Q: Please give us a little background on your organization, the types of clients you work with, and the key issues you look to solve for those organizations?
SAYG was established at the beginning of 2010 and has been a proud Partner of ScanmarQED ever since. We are privileged to work for a broad mix of blue-chip clients across a variety of industries (automotive, consultancies, electronics, financial services, FMCG, marketing service, and telecoms amongst others).
SAYG aims to identify, develop and implement solutions driving marketing ROI.
Q: Are there any particular industries in which you specialize?
Not really. We are fortunate to have clients/experience across multiple industries.
Q: What are some of the key marketing-related issues in your market right now which are challenging your clients?
Currently, it is certainly the management of the outfall of the pandemic, where not a few industries have fared much better than originally expected (e.g. in the FMCG area), whereas others have been severely hit (notably in the tourism and travel industry).

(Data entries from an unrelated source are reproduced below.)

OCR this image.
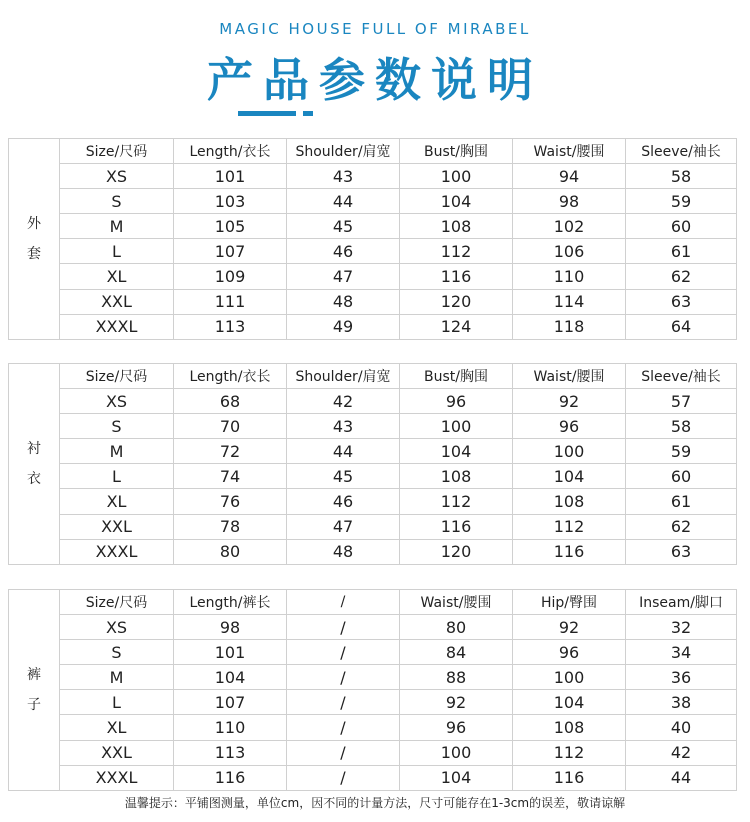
MAGIC HOUSE FULL OF MIRABEL
产品参数说明
外套	Size/尺码	Length/衣长	Shoulder/肩宽	Bust/胸围	Waist/腰围	Sleeve/袖长
	XS	101	43	100	94	58
	S	103	44	104	98	59
	M	105	45	108	102	60
	L	107	46	112	106	61
	XL	109	47	116	110	62
	XXL	111	48	120	114	63
	XXXL	113	49	124	118	64
衬衣	Size/尺码	Length/衣长	Shoulder/肩宽	Bust/胸围	Waist/腰围	Sleeve/袖长
	XS	68	42	96	92	57
	S	70	43	100	96	58
	M	72	44	104	100	59
	L	74	45	108	104	60
	XL	76	46	112	108	61
	XXL	78	47	116	112	62
	XXXL	80	48	120	116	63
裤子	Size/尺码	Length/裤长	/	Waist/腰围	Hip/臀围	Inseam/脚口
	XS	98	/	80	92	32
	S	101	/	84	96	34
	M	104	/	88	100	36
	L	107	/	92	104	38
	XL	110	/	96	108	40
	XXL	113	/	100	112	42
	XXXL	116	/	104	116	44
温馨提示：平铺图测量，单位cm，因不同的计量方法，尺寸可能存在1-3cm的误差，敬请谅解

From a broader perspective it is the establishment of a more holistic view in marketing analytics (with, e.g., the help of nested modeling).
Q: Can you give an example of the kinds of analytical insights you think are most important to your clients? What are the things that make a difference and create real incremental value? On the flip-side of this, what are some of the things you think clients need to avoid when implementing a new analytical solution?
A major output is certainly (still) the proper reflection of the impact (marketing ROI) of an activity or – in the case of a competitor activity – its true impact. Once this has been established, the optimization work (on brand and/or portfolio level) flows from it accordingly.
A pitfall we are seeing time and again is the trend to make things more complicated than they need to be. A compact data set with the relevant data series is usually much more helpful than one with a massive amount of data series, where a not insignificant number is not too helpful in solving the underlying marketing questions.